Fee Charged vs. Fee Paid
“Usual, Customary, and Reasonable”
Insurance Premium costs are affected by the “ceiling amount” a carrier will pay per procedure. This amount is called the “usual, customary and reasonable” (UCR) fee. This allowable reimbursement amount is based on the zip code of the dental office. Each dental insurance company has its own “UCR” fee for zip codes. The insurance companies do not usually disclose these to dental offices, patients, or employers.
Typically, the insurance carrier and employer set the reimbursement level at a fee that varies between what 70%-90% of the dentists in that zip code charge. For a particular procedure that most dentists charge 550 for, some policies may base their claims payment amount at 600 or higher. However, when the employer wants to keep the cost of its policy down it has the option to buy a plan that reimburses at a lower level. In other words, instead of reimbursing at 550 or higher, it may only reimburse 500 of less for the procedure.
A COMMON MISCONCEPTION CAUSED BY THE TERM “UCR”
Let’s say that the dentist’s fee is 550 for that particular procedure (in this example, the amount most dentists charge).
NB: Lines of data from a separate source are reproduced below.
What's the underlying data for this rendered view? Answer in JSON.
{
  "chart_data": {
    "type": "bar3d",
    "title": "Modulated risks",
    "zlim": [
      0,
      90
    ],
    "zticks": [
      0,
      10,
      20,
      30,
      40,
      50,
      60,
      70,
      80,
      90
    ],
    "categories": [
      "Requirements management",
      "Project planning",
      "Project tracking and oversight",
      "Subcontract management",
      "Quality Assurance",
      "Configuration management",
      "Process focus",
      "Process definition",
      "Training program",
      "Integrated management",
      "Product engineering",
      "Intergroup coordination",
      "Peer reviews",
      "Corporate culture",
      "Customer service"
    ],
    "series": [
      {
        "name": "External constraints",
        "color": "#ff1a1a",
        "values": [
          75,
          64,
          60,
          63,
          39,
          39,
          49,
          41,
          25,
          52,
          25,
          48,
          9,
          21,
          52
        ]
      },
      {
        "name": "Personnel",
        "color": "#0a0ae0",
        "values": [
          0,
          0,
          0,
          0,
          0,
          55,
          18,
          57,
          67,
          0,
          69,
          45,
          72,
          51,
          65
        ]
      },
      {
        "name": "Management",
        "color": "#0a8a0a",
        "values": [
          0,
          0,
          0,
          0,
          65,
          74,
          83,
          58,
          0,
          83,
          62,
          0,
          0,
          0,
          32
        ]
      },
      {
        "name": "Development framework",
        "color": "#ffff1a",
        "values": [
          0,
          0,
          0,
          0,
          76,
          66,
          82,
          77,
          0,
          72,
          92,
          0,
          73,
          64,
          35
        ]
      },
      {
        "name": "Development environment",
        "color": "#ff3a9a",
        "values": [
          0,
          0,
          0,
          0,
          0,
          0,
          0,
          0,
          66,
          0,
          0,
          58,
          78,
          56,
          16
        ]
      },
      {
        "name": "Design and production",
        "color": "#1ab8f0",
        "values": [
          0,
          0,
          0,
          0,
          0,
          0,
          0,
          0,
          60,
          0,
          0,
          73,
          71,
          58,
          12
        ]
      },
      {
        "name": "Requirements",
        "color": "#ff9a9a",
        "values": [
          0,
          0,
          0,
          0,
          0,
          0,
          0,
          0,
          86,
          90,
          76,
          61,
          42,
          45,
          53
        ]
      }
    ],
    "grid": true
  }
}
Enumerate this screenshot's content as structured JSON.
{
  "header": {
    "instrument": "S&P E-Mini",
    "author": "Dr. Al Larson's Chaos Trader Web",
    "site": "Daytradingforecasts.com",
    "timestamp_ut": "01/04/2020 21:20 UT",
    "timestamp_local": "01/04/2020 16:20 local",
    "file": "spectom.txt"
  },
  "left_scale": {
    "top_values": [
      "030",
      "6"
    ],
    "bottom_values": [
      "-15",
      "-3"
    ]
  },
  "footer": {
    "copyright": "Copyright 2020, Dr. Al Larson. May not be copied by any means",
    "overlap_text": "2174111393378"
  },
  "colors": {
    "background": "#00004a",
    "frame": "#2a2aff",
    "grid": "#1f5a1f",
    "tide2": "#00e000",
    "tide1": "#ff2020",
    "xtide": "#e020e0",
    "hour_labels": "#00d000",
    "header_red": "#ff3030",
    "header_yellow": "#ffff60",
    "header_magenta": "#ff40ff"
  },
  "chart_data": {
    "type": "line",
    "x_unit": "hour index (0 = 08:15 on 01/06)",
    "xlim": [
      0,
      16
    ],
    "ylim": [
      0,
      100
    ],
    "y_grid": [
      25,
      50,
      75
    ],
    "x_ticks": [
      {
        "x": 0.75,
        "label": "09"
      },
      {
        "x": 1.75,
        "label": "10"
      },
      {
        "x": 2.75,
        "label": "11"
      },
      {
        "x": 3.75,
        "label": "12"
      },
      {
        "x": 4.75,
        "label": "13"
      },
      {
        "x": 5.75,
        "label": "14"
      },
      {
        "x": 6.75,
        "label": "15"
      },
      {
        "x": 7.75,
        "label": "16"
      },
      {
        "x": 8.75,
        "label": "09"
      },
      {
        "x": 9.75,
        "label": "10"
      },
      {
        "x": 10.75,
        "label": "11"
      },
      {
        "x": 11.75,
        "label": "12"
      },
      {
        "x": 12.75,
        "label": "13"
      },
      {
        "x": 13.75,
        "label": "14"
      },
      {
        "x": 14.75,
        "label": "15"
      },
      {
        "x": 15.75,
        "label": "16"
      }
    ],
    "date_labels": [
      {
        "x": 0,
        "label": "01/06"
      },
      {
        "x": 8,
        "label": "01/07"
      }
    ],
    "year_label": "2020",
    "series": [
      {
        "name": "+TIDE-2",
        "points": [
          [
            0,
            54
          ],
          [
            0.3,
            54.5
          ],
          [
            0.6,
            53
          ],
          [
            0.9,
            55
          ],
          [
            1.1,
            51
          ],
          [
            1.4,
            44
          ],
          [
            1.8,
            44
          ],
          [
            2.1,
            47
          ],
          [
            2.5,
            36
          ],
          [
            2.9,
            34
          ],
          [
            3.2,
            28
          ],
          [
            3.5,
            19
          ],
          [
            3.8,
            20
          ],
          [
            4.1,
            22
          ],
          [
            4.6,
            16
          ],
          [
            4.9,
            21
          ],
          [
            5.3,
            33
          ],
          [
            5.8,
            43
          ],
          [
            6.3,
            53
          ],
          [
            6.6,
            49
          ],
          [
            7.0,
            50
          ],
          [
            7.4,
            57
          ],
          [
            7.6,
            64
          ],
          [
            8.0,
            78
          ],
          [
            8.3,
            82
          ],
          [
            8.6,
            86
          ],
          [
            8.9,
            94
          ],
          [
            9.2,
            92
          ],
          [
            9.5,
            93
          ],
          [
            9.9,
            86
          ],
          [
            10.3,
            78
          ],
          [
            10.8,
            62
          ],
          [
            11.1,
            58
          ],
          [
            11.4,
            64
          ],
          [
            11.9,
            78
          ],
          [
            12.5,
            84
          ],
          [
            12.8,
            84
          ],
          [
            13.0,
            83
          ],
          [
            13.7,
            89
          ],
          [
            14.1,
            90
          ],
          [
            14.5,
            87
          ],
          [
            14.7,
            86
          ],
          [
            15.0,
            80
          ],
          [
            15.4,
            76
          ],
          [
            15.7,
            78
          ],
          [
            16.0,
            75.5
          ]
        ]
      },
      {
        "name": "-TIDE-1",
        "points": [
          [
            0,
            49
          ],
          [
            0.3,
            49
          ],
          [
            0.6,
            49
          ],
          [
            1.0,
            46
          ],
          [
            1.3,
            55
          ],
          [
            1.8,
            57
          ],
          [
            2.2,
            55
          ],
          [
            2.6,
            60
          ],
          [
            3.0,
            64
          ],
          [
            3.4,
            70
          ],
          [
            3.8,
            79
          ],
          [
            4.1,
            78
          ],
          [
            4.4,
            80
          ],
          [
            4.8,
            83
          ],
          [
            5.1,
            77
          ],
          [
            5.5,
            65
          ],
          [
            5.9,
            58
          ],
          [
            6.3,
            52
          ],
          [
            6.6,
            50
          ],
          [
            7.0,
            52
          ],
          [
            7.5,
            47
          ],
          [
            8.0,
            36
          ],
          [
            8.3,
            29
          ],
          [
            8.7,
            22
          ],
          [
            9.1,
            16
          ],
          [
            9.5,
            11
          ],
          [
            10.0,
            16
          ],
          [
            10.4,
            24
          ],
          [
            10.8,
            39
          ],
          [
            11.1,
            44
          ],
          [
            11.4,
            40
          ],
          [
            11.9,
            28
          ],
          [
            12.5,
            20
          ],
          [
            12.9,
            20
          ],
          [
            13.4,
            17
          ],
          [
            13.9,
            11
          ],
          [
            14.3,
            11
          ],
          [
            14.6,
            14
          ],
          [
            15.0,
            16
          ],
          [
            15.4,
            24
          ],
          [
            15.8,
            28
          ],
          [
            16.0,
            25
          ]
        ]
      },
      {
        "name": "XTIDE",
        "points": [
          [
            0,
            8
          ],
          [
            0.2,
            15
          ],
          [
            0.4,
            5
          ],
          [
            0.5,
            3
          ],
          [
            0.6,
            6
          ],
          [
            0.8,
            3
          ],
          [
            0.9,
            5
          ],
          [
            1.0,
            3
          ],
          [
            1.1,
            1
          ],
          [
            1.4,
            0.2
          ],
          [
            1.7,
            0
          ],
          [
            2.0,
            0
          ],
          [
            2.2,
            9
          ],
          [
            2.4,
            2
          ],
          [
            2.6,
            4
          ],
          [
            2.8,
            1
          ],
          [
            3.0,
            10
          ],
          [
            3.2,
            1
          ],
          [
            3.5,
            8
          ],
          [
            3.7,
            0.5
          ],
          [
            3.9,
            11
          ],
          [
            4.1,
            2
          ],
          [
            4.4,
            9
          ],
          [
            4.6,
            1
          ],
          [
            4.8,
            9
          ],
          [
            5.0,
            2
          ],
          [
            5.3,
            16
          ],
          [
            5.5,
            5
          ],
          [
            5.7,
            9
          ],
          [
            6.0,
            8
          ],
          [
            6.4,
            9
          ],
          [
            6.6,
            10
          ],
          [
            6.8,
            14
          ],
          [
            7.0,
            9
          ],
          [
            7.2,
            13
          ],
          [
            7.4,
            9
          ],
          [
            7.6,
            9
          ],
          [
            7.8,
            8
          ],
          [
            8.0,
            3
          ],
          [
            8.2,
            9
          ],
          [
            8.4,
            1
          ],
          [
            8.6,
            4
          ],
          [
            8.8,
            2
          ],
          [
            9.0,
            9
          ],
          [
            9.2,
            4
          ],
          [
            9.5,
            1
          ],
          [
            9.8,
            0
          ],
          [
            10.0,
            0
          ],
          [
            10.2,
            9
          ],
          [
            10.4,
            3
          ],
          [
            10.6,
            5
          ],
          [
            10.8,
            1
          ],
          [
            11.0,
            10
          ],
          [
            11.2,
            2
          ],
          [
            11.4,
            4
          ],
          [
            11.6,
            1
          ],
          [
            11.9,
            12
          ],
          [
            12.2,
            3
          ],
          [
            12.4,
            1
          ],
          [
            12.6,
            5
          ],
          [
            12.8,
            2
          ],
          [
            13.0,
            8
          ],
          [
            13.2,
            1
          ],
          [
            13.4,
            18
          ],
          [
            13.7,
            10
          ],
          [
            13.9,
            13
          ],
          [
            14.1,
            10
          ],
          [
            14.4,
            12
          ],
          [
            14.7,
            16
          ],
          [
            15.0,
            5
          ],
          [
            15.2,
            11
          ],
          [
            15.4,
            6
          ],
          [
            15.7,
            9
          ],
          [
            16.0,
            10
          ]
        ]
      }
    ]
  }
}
The patient’s employer purchased the lower cost policy that reimburses an amount of 500 or less. The carrier will state on the explanation of benefits (EOB) that the dentist’s fee is above the “usual, customary, and reasonable fee” fee. This might make the patient think his or her dentist’s fee is higher that most others. This is a common misconception. The reality is the employer chose a plan that does not reimburse at the level most dentists in the area charge. In these situations, the patient is accountable for additional “out-of-pocket” expenses. The employer reduced the ceiling amount (UCR) in the coverage in order to lower its overall insurance premiums.
It’s important to realize other employers with the same carrier (or even those with a different carrier) may consider 550 a “reasonable” fee.